Site-Search Process for Synaptic Protein-DNA Complexes: Comparison
Please note this is a comparison between Version 2 by Vivi Li and Version 1 by Mohtadin Hashemi.

The assembly of synaptic protein-DNA complexes by specialized proteins is critical for bringing together two distant sites within a DNA molecule or bridging two DNA molecules. The assembly of such synaptosomes is needed in numerous genetic processes requiring the interactions of two or more sites. The molecular mechanisms by which proteins bring the sites together, enabling the assembly of synaptosomes, remain unknown. Such proteins can utilize sliding, jumping, and segmental transfer pathways for the single-site search process, but none of these pathways explains how the synaptosome assembles. Here we used restriction enzyme SfiI, that requires the assembly of synaptosome for DNA cleavage, as our experimental system and applied time-lapse high-speed AFM (HS-AFM) to directly visualize the site search process accomplished by the SfiI enzyme.

  • high-speed AFM
  • SFiI
  • site-search
  • threading
  • site-bound segment transfer
  • synaptic complexes

1. Introduction

A critical step in fundamental genetic processes is the interaction between distant DNA regions. This step is controlled by specialized proteins or protein complexes which are responsible for forming site-specific protein-DNA synaptic complexes (i.e., synaptosomes) [1]. The formation of a synaptic complex is a general phenomenon found in gene regulation (e.g., the GalR repressor) [2], site-specific recombination (e.g., Flp, Cre recombinases) [3], and various eukaryotic genome rearrangement systems, such as transposons, the Variable Diversity Joining (V(D)J) recombination system involving tetrameric RAG1/2 assembly [4], and HIV integration systems [5,6][5][6]. Notably, type II DNA restriction enzymes form synaptic complexes to complete site-specific DNA cleavage [7]. However, little is known regarding the molecular mechanisms that underlie how such proteins search for DNA sites during the formation of synaptosomes [1,3,7,8][1][3][7][8]. A seminal theoretical model by Berg, von Hippel, and Winter (i.e., the BHW model) [9,10,11,12,13][9][10][11][12][13] describes the one-site search process using sliding, jumping, and intersegmental transfer actions as the primary pathways. However, these specific pathways cannot explain the assembly of synaptosomes, for which one protein holds two or more specific sites on the DNA substrate.
If the specific sites needed for the formation of the synaptosome are located on the same DNA molecule (i.e., pairing in cis), the search for the two sites leads to the formation of DNA loops.
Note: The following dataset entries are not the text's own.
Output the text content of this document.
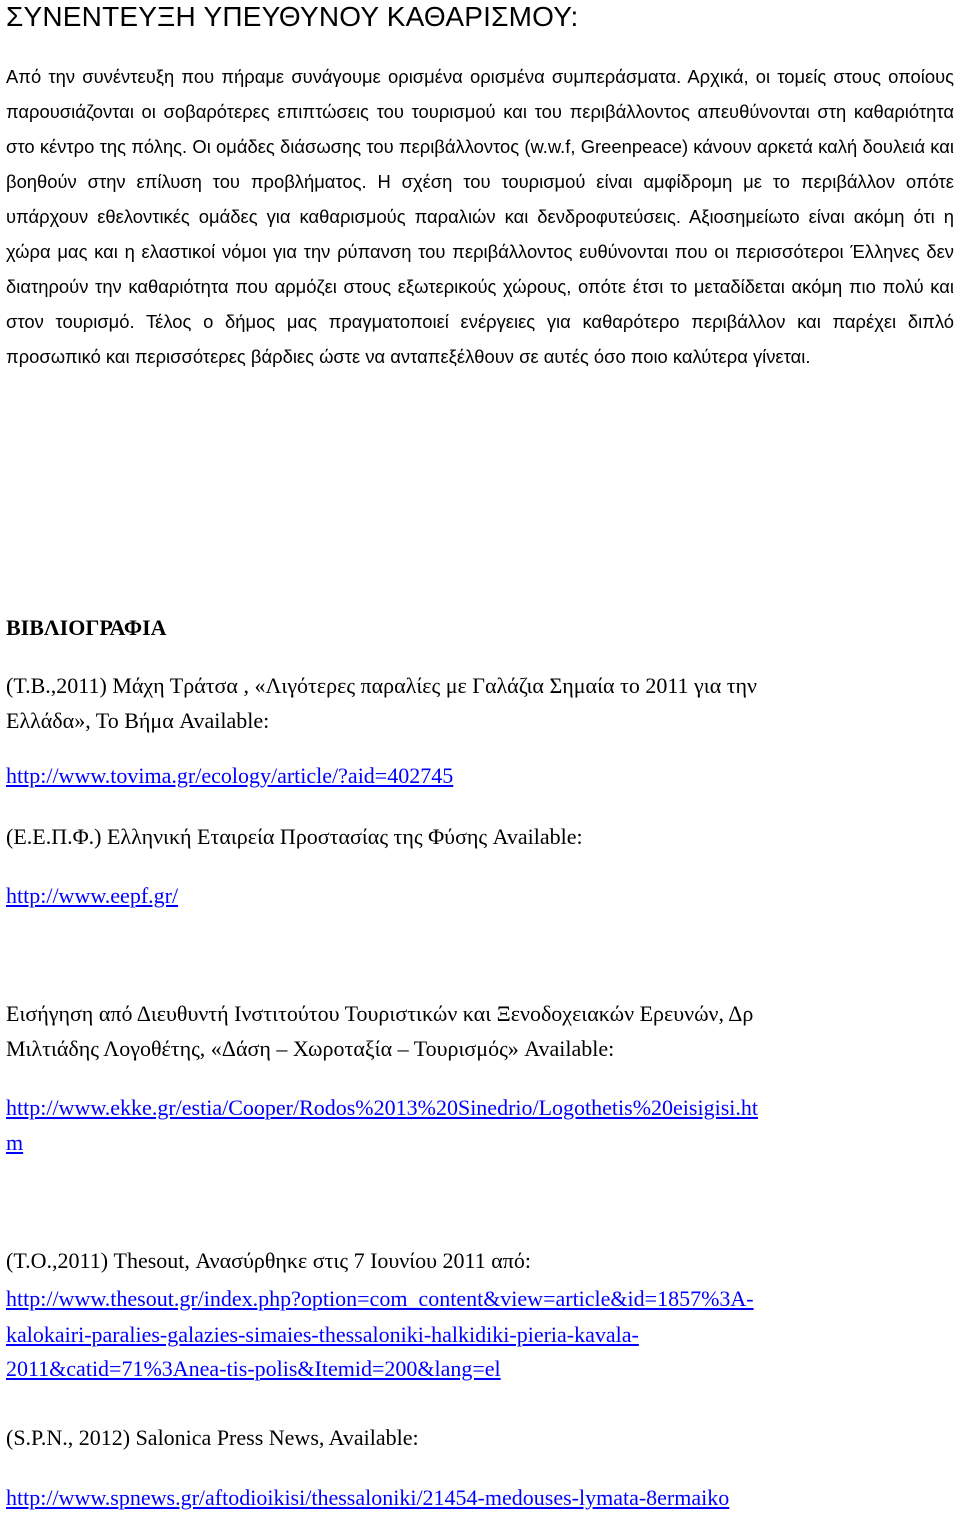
ΣΥΝΕΝΤΕΥΞΗ ΥΠΕΥΘΥΝΟΥ ΚΑΘΑΡΙΣΜΟΥ:

Από την συνέντευξη που πήραμε συνάγουμε ορισμένα ορισμένα συμπεράσματα. Αρχικά, οι τομείς στους οποίους παρουσιάζονται οι σοβαρότερες επιπτώσεις του τουρισμού και του περιβάλλοντος απευθύνονται στη καθαριότητα στο κέντρο της πόλης. Οι ομάδες διάσωσης του περιβάλλοντος (w.w.f, Greenpeace) κάνουν αρκετά καλή δουλειά και βοηθούν στην επίλυση του προβλήματος. Η σχέση του τουρισμού είναι αμφίδρομη με το περιβάλλον οπότε υπάρχουν εθελοντικές ομάδες για καθαρισμούς παραλιών και δενδροφυτεύσεις. Αξιοσημείωτο είναι ακόμη ότι η χώρα μας και η ελαστικοί νόμοι για την ρύπανση του περιβάλλοντος ευθύνονται που οι περισσότεροι Έλληνες δεν διατηρούν την καθαριότητα που αρμόζει στους εξωτερικούς χώρους, οπότε έτσι το μεταδίδεται ακόμη πιο πολύ και στον τουρισμό. Τέλος ο δήμος μας πραγματοποιεί ενέργειες για καθαρότερο περιβάλλον και παρέχει διπλό προσωπικό και περισσότερες βάρδιες ώστε να ανταπεξέλθουν σε αυτές όσο ποιο καλύτερα γίνεται.

ΒΙΒΛΙΟΓΡΑΦΙΑ

(Τ.Β.,2011) Μάχη Τράτσα , «Λιγότερες παραλίες με Γαλάζια Σημαία το 2011 για την

Ελλάδα», Το Βήμα Available:

http://www.tovima.gr/ecology/article/?aid=402745

(Ε.Ε.Π.Φ.) Ελληνική Εταιρεία Προστασίας της Φύσης Available:

http://www.eepf.gr/

Εισήγηση από Διευθυντή Ινστιτούτου Τουριστικών και Ξενοδοχειακών Ερευνών, Δρ

Μιλτιάδης Λογοθέτης, «Δάση – Χωροταξία – Τουρισμός» Available:

http://www.ekke.gr/estia/Cooper/Rodos%2013%20Sinedrio/Logothetis%20eisigisi.ht
m

(Τ.Ο.,2011) Thesout, Ανασύρθηκε στις 7 Ιουνίου 2011 από:

http://www.thesout.gr/index.php?option=com_content&view=article&id=1857%3A-
kalokairi-paralies-galazies-simaies-thessaloniki-halkidiki-pieria-kavala-
2011&catid=71%3Anea-tis-polis&Itemid=200&lang=el

(S.P.N., 2012) Salonica Press News, Available:

http://www.spnews.gr/aftodioikisi/thessaloniki/21454-medouses-lymata-8ermaiko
The formation of such loops for various synaptosomes has been visualized with Atomic Force Microscopy (AFM) in our previous papers [2,14,15,16,17,18,19][2][14][15][16][17][18][19]. Note article [18], in which the assembly of the synaptosome with three DNA binding sites held by the EcoRII restriction enzyme was directly visualized. We also applied time-lapse high-speed AFM (HS-AFM) to visualize the dynamics of synaptic complexes assembled by EcoRII [20]. In addition to sliding and jumping, when bound to a single site, we visualized the growth of looped complexes, in which the protein bound two separate DNA segments and searched by threading the DNA. This mechanism is specific for synaptic protein-DNA complexes, and poses the following questions: What is the contribution of this pathway to the site-search? Does the search mechanism for the synaptic system utilize a site-transfer pathway? How do they all contribute to the entire site-search process?
To address these questions, we selected the SfiI restriction enzyme as our model system. SfiI is a type IIF restriction enzyme and assembles as a homotetramer [21] that specifically binds two sites on the DNA, each recognition site contains 13 base pairs [22,23,24][22][23][24]. Our previous single molecule studies revealed the arrangement of the DNA duplexes in the SfiI synaptosome [14], which corroborates with crystallographic data for the SfiI synaptosome [24]. We also used HS-AFM to directly visualize concerted cleavage of DNA in the synaptosome by SfiI [16]. Recently we characterized the efficiency of the formation of looped SfiI synaptosomes depending on the distance between the cognate sites on the DNA [17].

2. Specific SfiI-DNA Synaptic Complexes with Different Loop Sizes

We used a 1036 bp DNA substrate containing three recognition sites for SfiI (Figure 1) to characterize the search mechanism of SfiI. Assembly of intramolecular synaptic complexes on this substrate can lead to the formation of specific looped SfiI-DNA complexes with loop sizes of 254 bp, 532 bp, and 786 bp [17]. AFM images of each complex are shown in Figure 2A. The protein appears as a bright feature connecting the two recognition sites on the DNA substrate. According to our previous studies [17], these are highly specific synaptic complexes with high stability compared with non-specific complexes.
Figure 1. Schematic of the DNA construct with three SfiI sites. The SfiI sites are represented as blue horizontal bars. Numbers indicate size or distance (red bar) in base pair.
Figure 2. Specific SfiI-DNA synaptic complexes with different loop sizes. (A) Left to right, dry AFM images of SfiI-DNA synaptic complexes with small, medium, and long loops sizes of 254 bp, 532 bp, and 786 bp, respectively. (B) Initial frames of HS-AFM movies (Movie S2a–c) showing the SfiI-DNA synaptic complexes with 254 bp (i) 532 bp (ii) and 786 bp (iii) loops.
Images in Figure 2A were captured from dry samples. However, similar specific complexes were detected in HS-AFM studies, in which images were acquired in buffer during continuous scanning of the sample. Examples of specific complexes taken from Movies S1a–c are shown in Figure 2B. Plate (i) and Movie S2a correspond to the assembly of a complex with a 254 bp loop that remained stable during the observation time. Similar results were obtained for a 532 bp loop (plate ii and Movie S2b) and a 786 bp loop (plate iii and Movie S2c). The looped complexes formed by SfiI are the key features of synaptosomes, and assembly of a specific looped complex is the final step for the site-search process.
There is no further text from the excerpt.